Un matin, je suis arrivé à la fac de Jussieu, et il y avait une barricade. C’était la première fois que j’en voyais une. Des étudiants avaient complètement vidé les salles de classes de leur mobilier et l’avait grossièrement empilé devant l’entrée. Une immense pile de chaise et de table. L’architecture de la révolte. Ce jour-là, j’ai compris ce que c’était que d’être étudiant à l’Université. Ça ne consistait pas à assimiler bêtement un savoir derrière son pupitre dans le cadre d’une pédagogie prémâchée ; être étudiant, c’était sortir les connaissances des salles de cours et s’en servir pour se bâtir un esprit critique. C’était faire des barricades. Pour en revenir au Droit, cela me fait penser au schéma traditionnel de la pyramide des normes qu’on nous présente en première année, avec la Constitution tout en haut, et puis plus rien. C’est faux : au sommet, il y a le peuple. Cette barricade en était la preuve.
Quels sont votre héros et votre héroïne de fiction préférés ?

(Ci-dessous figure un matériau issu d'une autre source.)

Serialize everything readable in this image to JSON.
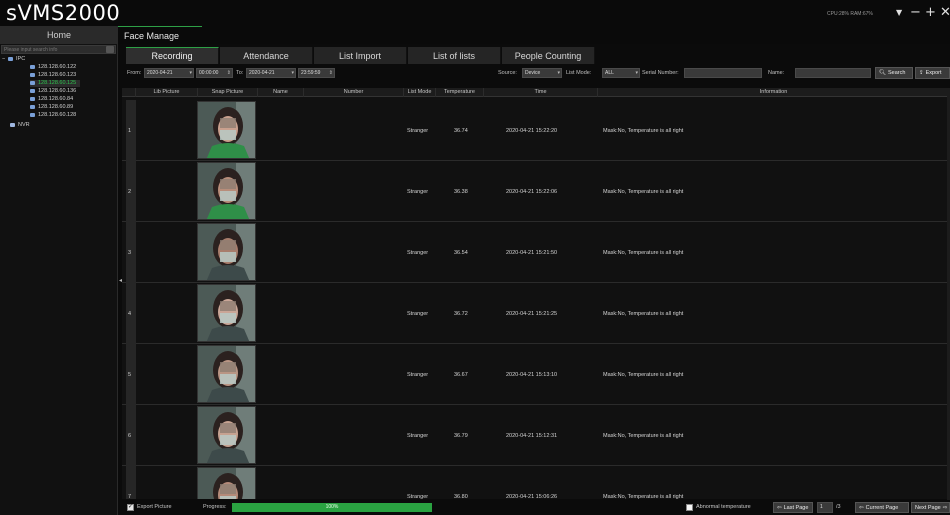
{
  "app": {
    "title": "sVMS2000",
    "sysinfo": "CPU:28%  RAM:67%",
    "controls": {
      "dropdown": "▼",
      "minimize": "−",
      "maximize": "+",
      "close": "✕"
    }
  },
  "main_tabs": {
    "home": "Home",
    "face": "Face Manage"
  },
  "sidebar": {
    "search_placeholder": "Please input search info",
    "tree": [
      {
        "label": "IPC",
        "toggle": "−",
        "icon": "camera-group-icon"
      },
      {
        "label": "128.128.60.122",
        "icon": "camera-icon"
      },
      {
        "label": "128.128.60.123",
        "icon": "camera-icon"
      },
      {
        "label": "128.128.60.125",
        "icon": "camera-icon"
      },
      {
        "label": "128.128.60.136",
        "icon": "camera-icon"
      },
      {
        "label": "128.128.60.84",
        "icon": "camera-icon"
      },
      {
        "label": "128.128.60.89",
        "icon": "camera-icon"
      },
      {
        "label": "128.128.60.128",
        "icon": "camera-icon"
      },
      {
        "label": "NVR",
        "icon": "nvr-icon"
      }
    ],
    "selected_index": 3,
    "collapse_arrow": "◀"
  },
  "sub_tabs": [
    "Recording",
    "Attendance",
    "List Import",
    "List of lists",
    "People Counting"
  ],
  "filters": {
    "from_label": "From:",
    "from_date": "2020-04-21",
    "from_time": "00:00:00",
    "to_label": "To:",
    "to_date": "2020-04-21",
    "to_time": "23:59:59",
    "source_label": "Source:",
    "source_value": "Device",
    "list_mode_label": "List Mode:",
    "list_mode_value": "ALL",
    "serial_label": "Serial Number:",
    "name_label": "Name:",
    "search_button": "Search",
    "export_button": "Export"
  },
  "table": {
    "headers": [
      "Lib Picture",
      "Snap Picture",
      "Name",
      "Number",
      "List Mode",
      "Temperature",
      "Time",
      "Information"
    ],
    "rows": [
      {
        "num": "1",
        "list_mode": "Stranger",
        "temperature": "36.74",
        "time": "2020-04-21 15:22:20",
        "info": "Mask:No, Temperature is all right"
      },
      {
        "num": "2",
        "list_mode": "Stranger",
        "temperature": "36.38",
        "time": "2020-04-21 15:22:06",
        "info": "Mask:No, Temperature is all right"
      },
      {
        "num": "3",
        "list_mode": "Stranger",
        "temperature": "36.54",
        "time": "2020-04-21 15:21:50",
        "info": "Mask:No, Temperature is all right"
      },
      {
        "num": "4",
        "list_mode": "Stranger",
        "temperature": "36.72",
        "time": "2020-04-21 15:21:25",
        "info": "Mask:No, Temperature is all right"
      },
      {
        "num": "5",
        "list_mode": "Stranger",
        "temperature": "36.67",
        "time": "2020-04-21 15:13:10",
        "info": "Mask:No, Temperature is all right"
      },
      {
        "num": "6",
        "list_mode": "Stranger",
        "temperature": "36.79",
        "time": "2020-04-21 15:12:31",
        "info": "Mask:No, Temperature is all right"
      },
      {
        "num": "7",
        "list_mode": "Stranger",
        "temperature": "36.80",
        "time": "2020-04-21 15:06:26",
        "info": "Mask:No, Temperature is all right"
      }
    ]
  },
  "footer": {
    "export_picture": "Export Picture",
    "progress_label": "Progress:",
    "progress_value": 1.0,
    "progress_text": "100%",
    "abnormal_label": "Abnormal temperature",
    "last_page": "Last Page",
    "page_input": "1",
    "page_total": "/3",
    "current_page": "Current Page",
    "next_page": "Next Page"
  },
  "colors": {
    "accent_green": "#2aa241",
    "selected_text": "#2fc44f",
    "background": "#0b0b0b"
  }
}
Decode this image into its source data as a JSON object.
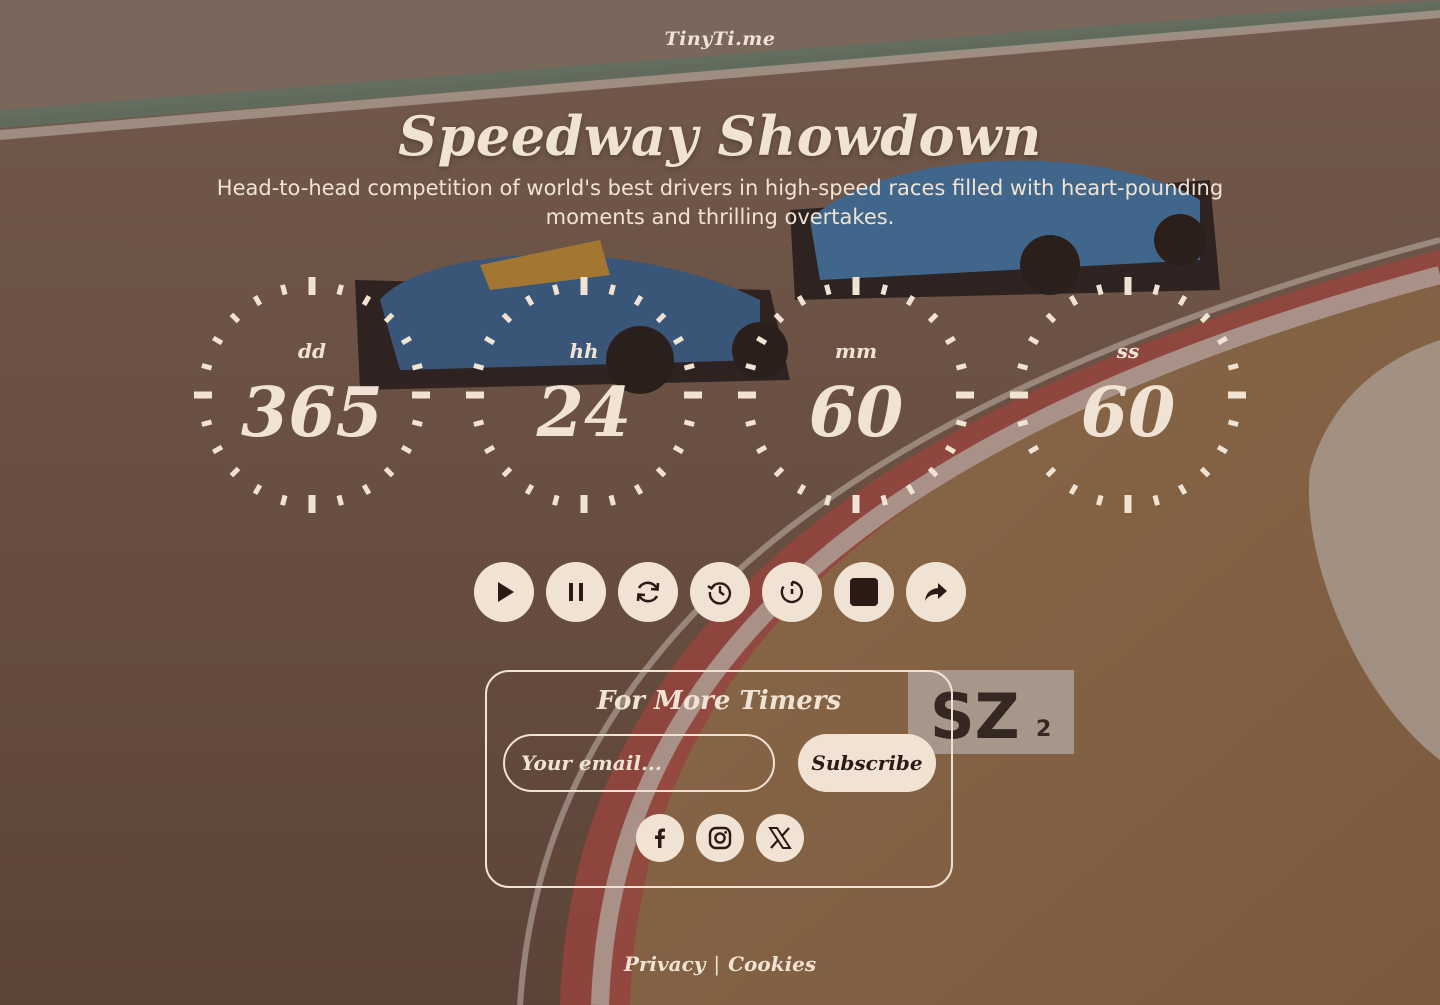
{
  "brand": "TinyTi.me",
  "title": "Speedway Showdown",
  "subtitle": "Head-to-head competition of world's best drivers in high-speed races filled with heart-pounding moments and thrilling overtakes.",
  "countdown": [
    {
      "unit": "dd",
      "value": "365"
    },
    {
      "unit": "hh",
      "value": "24"
    },
    {
      "unit": "mm",
      "value": "60"
    },
    {
      "unit": "ss",
      "value": "60"
    }
  ],
  "controls": [
    {
      "name": "play-button",
      "icon": "play-icon"
    },
    {
      "name": "pause-button",
      "icon": "pause-icon"
    },
    {
      "name": "restart-button",
      "icon": "refresh-icon"
    },
    {
      "name": "history-button",
      "icon": "history-icon"
    },
    {
      "name": "timer-button",
      "icon": "timer-icon"
    },
    {
      "name": "stop-button",
      "icon": "stop-icon"
    },
    {
      "name": "share-button",
      "icon": "share-icon"
    }
  ],
  "subscribe": {
    "heading": "For More Timers",
    "email_placeholder": "Your email...",
    "button_label": "Subscribe"
  },
  "social": [
    "facebook-icon",
    "instagram-icon",
    "x-icon"
  ],
  "footer": {
    "privacy": "Privacy",
    "separator": "|",
    "cookies": "Cookies"
  },
  "colors": {
    "accent": "#f1e3d3",
    "button_icon": "#2a1b17"
  }
}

J’aime les monstres fabriqués par la société, que ce soit par le système économique, juridique ou l’ordre social. Mes personnages préférés sont de la trempe de la Marquise de Merteuil dans Les liaisons dangereuses de Pierre Choderlos de Laclos, Tyler Durden dans Fight club de Chuck Palahniuk, Patrick Bateman dans American Psycho de Bret Easton Ellis, ou encore Célestine dans Le Journal d’une femme de chambre d’Octave Mirbeau.
Quel est votre droit de l’homme préféré ?
Chacun des Droits de l’Homme est malheureusement limité dans son application concrète par un certain nombre de biais institutionnels. Si je devais n’en choisir qu’un, ce serait l’éducation, qui permet de prendre conscience de cela, et de rester vigilant. C’est aussi celui qui mène à tous les autres.